I need to write models according to a predefined template, and it contains a type called Parameters. I cannot really rename it as an entire computing platform (for many models) relies on this particular name. Now I’d like to use the DifferentialEquations package to solve ODEs for this model. Unfortunately, the module Parameters is used within this package (and despite that it is being used inside the module DifferentialEquations, its name is added to the names of the workspace…), and I cannot define my type Parameters subsequently. Following is the problematic code:

using DifferentialEquations
type Parameters
    p
end

I would have liked to remove the symbol :Parameters before defining my type Parameters from the workspace but as I understand this is not possible.

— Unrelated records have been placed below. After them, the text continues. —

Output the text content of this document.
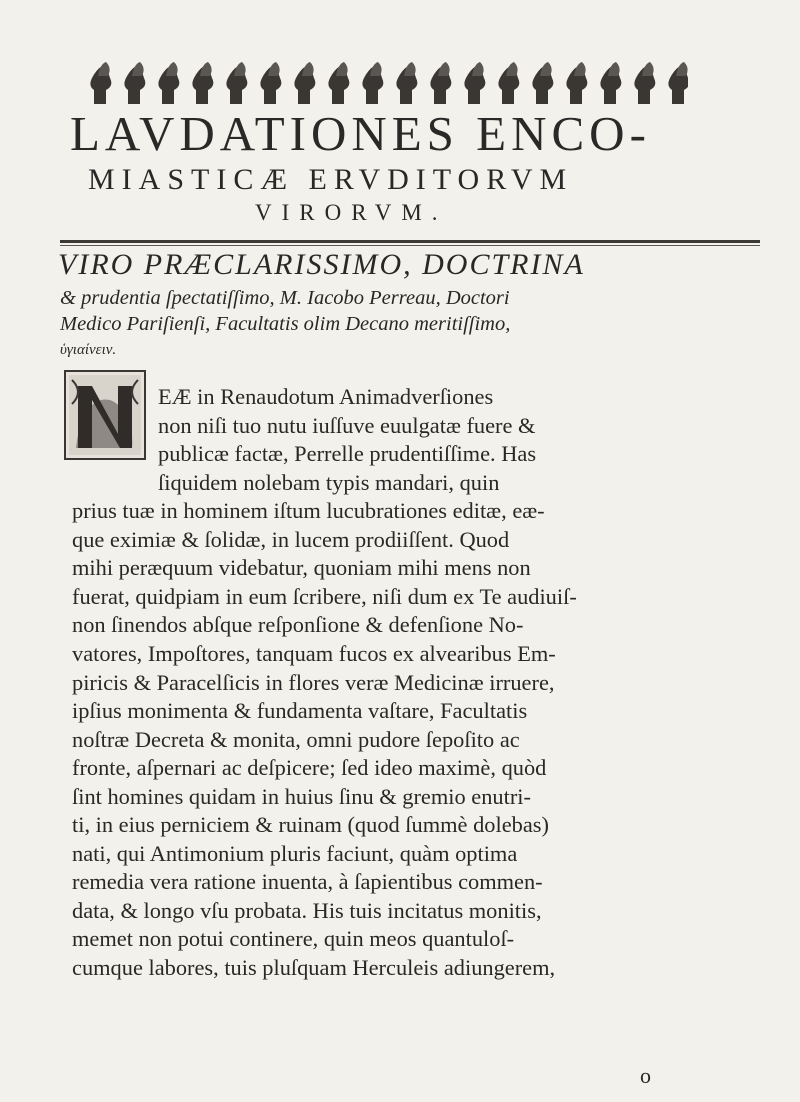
LAVDATIONES ENCO-
MIASTICÆ ERVDITORVM
VIRORVM.
VIRO PRÆCLARISSIMO, DOCTRINA
& prudentia ſpectatiſſimo, M. Iacobo Perreau, Doctori
Medico Pariſienſi, Facultatis olim Decano meritiſſimo,
ὑγιαίνειν.
EÆ in Renaudotum Animadverſiones
non niſi tuo nutu iuſſuve euulgatæ fuere &
publicæ factæ, Perrelle prudentiſſime. Has
ſiquidem nolebam typis mandari, quin
prius tuæ in hominem iſtum lucubrationes editæ, eæ-
que eximiæ & ſolidæ, in lucem prodiiſſent. Quod
mihi peræquum videbatur, quoniam mihi mens non
fuerat, quidpiam in eum ſcribere, niſi dum ex Te audiuiſ-
non ſinendos abſque reſponſione & defenſione No-
vatores, Impoſtores, tanquam fucos ex alvearibus Em-
piricis & Paracelſicis in flores veræ Medicinæ irruere,
ipſius monimenta & fundamenta vaſtare, Facultatis
noſtræ Decreta & monita, omni pudore ſepoſito ac
fronte, aſpernari ac deſpicere; ſed ideo maximè, quòd
ſint homines quidam in huius ſinu & gremio enutri-
ti, in eius perniciem & ruinam (quod ſummè dolebas)
nati, qui Antimonium pluris faciunt, quàm optima
remedia vera ratione inuenta, à ſapientibus commen-
data, & longo vſu probata. His tuis incitatus monitis,
memet non potui continere, quin meos quantuloſ-
cumque labores, tuis pluſquam Herculeis adiungerem,
o
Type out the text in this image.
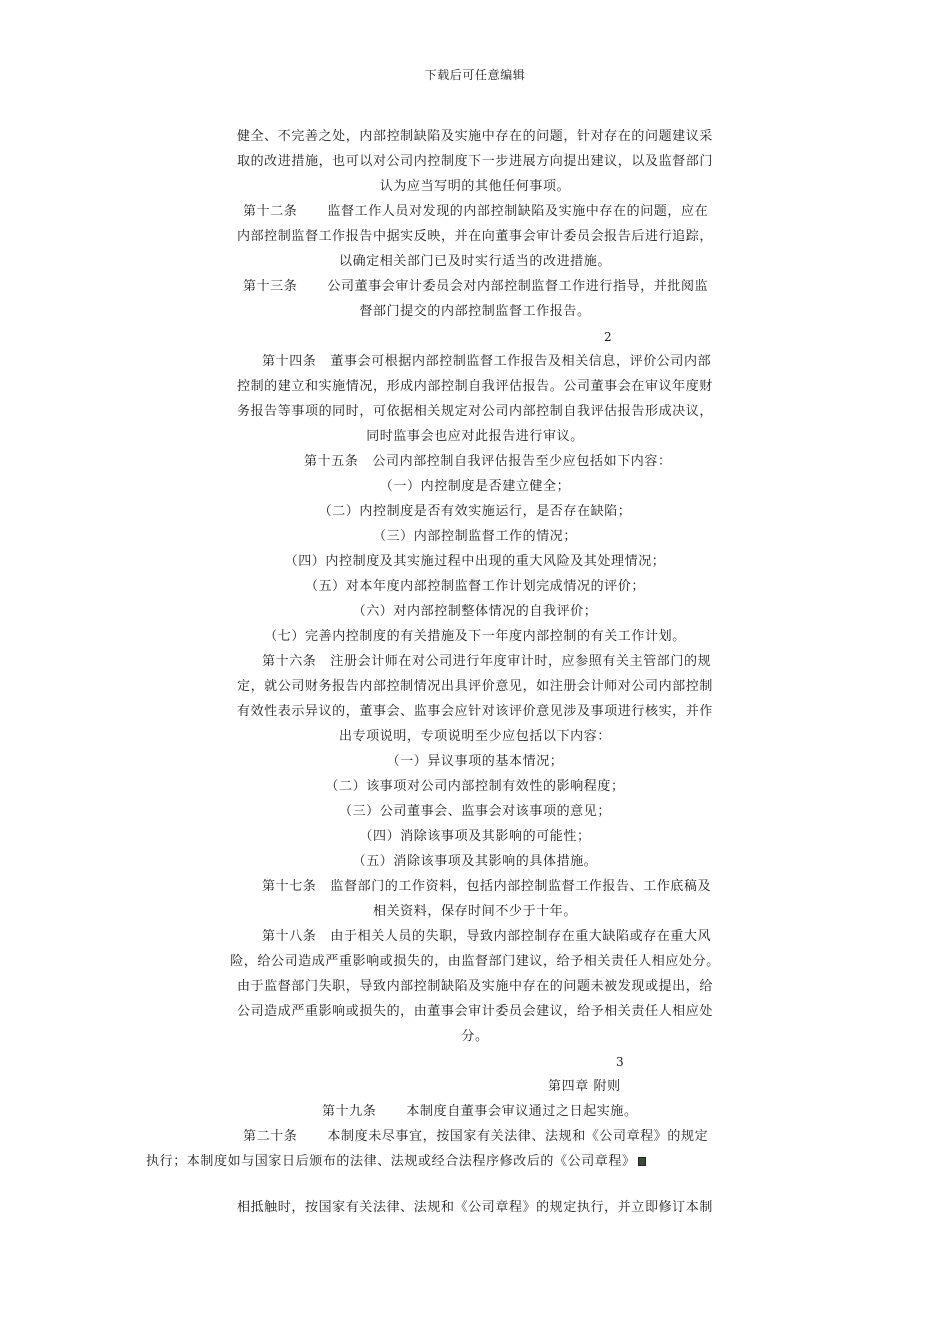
下载后可任意编辑
健全、不完善之处，内部控制缺陷及实施中存在的问题，针对存在的问题建议采
取的改进措施，也可以对公司内控制度下一步进展方向提出建议，以及监督部门
认为应当写明的其他任何事项。
第十二条 监督工作人员对发现的内部控制缺陷及实施中存在的问题，应在
内部控制监督工作报告中据实反映，并在向董事会审计委员会报告后进行追踪，
以确定相关部门已及时实行适当的改进措施。
第十三条 公司董事会审计委员会对内部控制监督工作进行指导，并批阅监
督部门提交的内部控制监督工作报告。
2
第十四条 董事会可根据内部控制监督工作报告及相关信息，评价公司内部
控制的建立和实施情况，形成内部控制自我评估报告。公司董事会在审议年度财
务报告等事项的同时，可依据相关规定对公司内部控制自我评估报告形成决议，
同时监事会也应对此报告进行审议。
第十五条 公司内部控制自我评估报告至少应包括如下内容：
（一）内控制度是否建立健全；
（二）内控制度是否有效实施运行，是否存在缺陷；
（三）内部控制监督工作的情况；
（四）内控制度及其实施过程中出现的重大风险及其处理情况；
（五）对本年度内部控制监督工作计划完成情况的评价；
（六）对内部控制整体情况的自我评价；
（七）完善内控制度的有关措施及下一年度内部控制的有关工作计划。
第十六条 注册会计师在对公司进行年度审计时，应参照有关主管部门的规
定，就公司财务报告内部控制情况出具评价意见，如注册会计师对公司内部控制
有效性表示异议的，董事会、监事会应针对该评价意见涉及事项进行核实，并作
出专项说明，专项说明至少应包括以下内容：
（一）异议事项的基本情况；
（二）该事项对公司内部控制有效性的影响程度；
（三）公司董事会、监事会对该事项的意见；
（四）消除该事项及其影响的可能性；
（五）消除该事项及其影响的具体措施。
第十七条 监督部门的工作资料，包括内部控制监督工作报告、工作底稿及
相关资料，保存时间不少于十年。
第十八条 由于相关人员的失职，导致内部控制存在重大缺陷或存在重大风
险，给公司造成严重影响或损失的，由监督部门建议，给予相关责任人相应处分。
由于监督部门失职，导致内部控制缺陷及实施中存在的问题未被发现或提出，给
公司造成严重影响或损失的，由董事会审计委员会建议，给予相关责任人相应处
分。
3
第四章 附则
第十九条 本制度自董事会审议通过之日起实施。
第二十条 本制度未尽事宜，按国家有关法律、法规和《公司章程》的规定
执行；本制度如与国家日后颁布的法律、法规或经合法程序修改后的《公司章程》
相抵触时，按国家有关法律、法规和《公司章程》的规定执行，并立即修订本制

Is there anything I can do to solve this problem?

Many thanks,

Can you encapsulate it into a module:

julia> module Foo
           struct Parameters # parameters
               p
           end
           function bar(t,x,pars) # rhs of ode 
               dx = similar(x)
               dx[1] = x[1] + pars.p
               dx
           end
       end
Foo

julia> using DifferentialEquations # still use differential equations functionality: 

julia> f = ParameterizedFunction(Foo.bar,Foo.Parameters(1))
(::ParameterizedFunction) (generic function with 2 methods)

julia> f(0,[1])
1-element Array{Int64,1}:
 2

Thanks for your reply.

Unfortunately not, I really need my Parameters to be a type in the main scope. I was wondering if I could prevent Julia to load the name of the module Parameters in names(Main).

I must mention that my Parameters has nothing to do with differential equations.

This issue is fixed in Julia 0.7. In the meantime, I don’t know any solution, but maybe macros can help? Eg. @withparam begin ... end could convert all instances of Parameters into SomeModule.Parameters.

Thanks for the github ref, this is exactly the issue addressing my problem. I’ll probably wait until 0.7 is out to use this procedure, and I’ll rely on alternative ways to solve the ODEs for now.